3 Jojo Auditors is an audit practice with five partners. The five partners have worked together for several years and, as
well as being work colleagues, are personal friends with each other. At Jojo it is customary for the performance of all
student accountants to be appraised after their first year of a training contract using a range of criteria including
examination success, technical ability and professionalism. Three levels of outcome are possible:
1. ‘Good’, allowing students to continue with no issues;
2. ‘Some concerns’, meaning students are counselled and then allowed to continue; and,
3. ‘Poor’, where students are dismissed from the audit practice.
The appraisal committee is comprised of three people: managing partner Jack Hu, the training manager (both of
whom are professional accountants) and the person responsible for human resources. The committee receives
confidential reports on each student and makes decisions based on the views of relevant engagement partners and
also exam results. It is normally the training manager who makes the recommendation and in most cases his appraisal
is agreed and then acted upon accordingly. Because the appraisals are confidential between the student and the firm,
the list of students and their appraisal categories are not publicised within the firm.
When the 2010 intake was being appraised last year, one student was appraised by the training manager as ‘poor’
but was not dismissed. Polly Shah was unpopular among other students because she was considered lazy and
technically weak. She also failed a number of her exams. Other students who were appraised as ‘poor’ were
dismissed, but Polly received a brief counselling session from Jack Hu and then returned to her duties. Polly stayed
for another year and then, having failed more exams, left Jojo to pursue other career interests outside accounting.
Polly’s departure triggered some discussion amongst Jojo’s partners as to why she had been retained when other poor
performers had not.

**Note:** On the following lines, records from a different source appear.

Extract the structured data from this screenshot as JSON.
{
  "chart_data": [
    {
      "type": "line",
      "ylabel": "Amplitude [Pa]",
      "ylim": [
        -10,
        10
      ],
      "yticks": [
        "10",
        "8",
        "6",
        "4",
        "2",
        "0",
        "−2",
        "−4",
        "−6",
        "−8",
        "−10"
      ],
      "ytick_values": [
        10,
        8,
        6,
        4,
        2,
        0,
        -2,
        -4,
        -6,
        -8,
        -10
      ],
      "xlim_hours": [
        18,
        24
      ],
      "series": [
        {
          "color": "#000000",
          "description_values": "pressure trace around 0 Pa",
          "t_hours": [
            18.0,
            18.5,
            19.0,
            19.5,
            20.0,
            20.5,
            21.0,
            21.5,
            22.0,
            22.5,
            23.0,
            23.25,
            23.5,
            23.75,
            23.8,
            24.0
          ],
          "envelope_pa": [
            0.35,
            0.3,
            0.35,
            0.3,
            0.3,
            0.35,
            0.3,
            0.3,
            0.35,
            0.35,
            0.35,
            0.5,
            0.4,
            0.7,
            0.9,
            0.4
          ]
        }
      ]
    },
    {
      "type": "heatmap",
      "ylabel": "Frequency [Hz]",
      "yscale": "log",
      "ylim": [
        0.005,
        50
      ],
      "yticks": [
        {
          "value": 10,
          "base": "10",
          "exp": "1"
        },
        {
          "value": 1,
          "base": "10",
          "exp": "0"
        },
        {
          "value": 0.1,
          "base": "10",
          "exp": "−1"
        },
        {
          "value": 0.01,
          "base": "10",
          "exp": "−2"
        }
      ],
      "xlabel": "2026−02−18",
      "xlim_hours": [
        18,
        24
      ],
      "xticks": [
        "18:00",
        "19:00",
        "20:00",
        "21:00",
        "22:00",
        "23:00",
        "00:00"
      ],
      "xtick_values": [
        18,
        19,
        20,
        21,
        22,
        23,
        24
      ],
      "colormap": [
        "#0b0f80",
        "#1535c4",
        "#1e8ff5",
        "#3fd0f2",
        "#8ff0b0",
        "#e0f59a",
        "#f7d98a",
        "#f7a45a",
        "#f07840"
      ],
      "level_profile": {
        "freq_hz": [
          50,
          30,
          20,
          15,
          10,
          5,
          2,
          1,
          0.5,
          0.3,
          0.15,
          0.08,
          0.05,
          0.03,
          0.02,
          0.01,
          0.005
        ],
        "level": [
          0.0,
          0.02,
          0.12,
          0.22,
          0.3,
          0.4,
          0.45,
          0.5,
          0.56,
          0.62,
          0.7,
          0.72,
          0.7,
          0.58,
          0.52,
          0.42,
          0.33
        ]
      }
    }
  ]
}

It later emerged that Jack Hu was a close friend of Polly’s parents and had enjoyed free holidays
in the Shah family’s villa for several years. Because he was the managing partner, Mr Hu was able to insist on
retaining Polly, despite the objections of the training manager and the human resources representative, although the
training manager was reported to be furious at the decision to retain Polly.
Required:
(a) Define ‘conflict of interest’ and assess the consequences of Jack Hu’s behaviour after Polly Shah’s appraisal.
(10 marks)
(b) Describe four ethical safeguards that could be used in Jojo to prevent a recurrence of the events like those
described in the case. (8 marks)
(c) The case raises issues of the importance of senior management performance measurement. In a public company,
this refers to directors, and in a privately-owned partnership like Jojo, it refers to partners. The managing partner
(Mr Hu’s position) is equivalent to the role of chief executive.
Required:
Explain the typical criteria used in the performance measurement of individual directors and discuss the
reasons why individual performance measurement of partners may be difficult to implement at Jojo.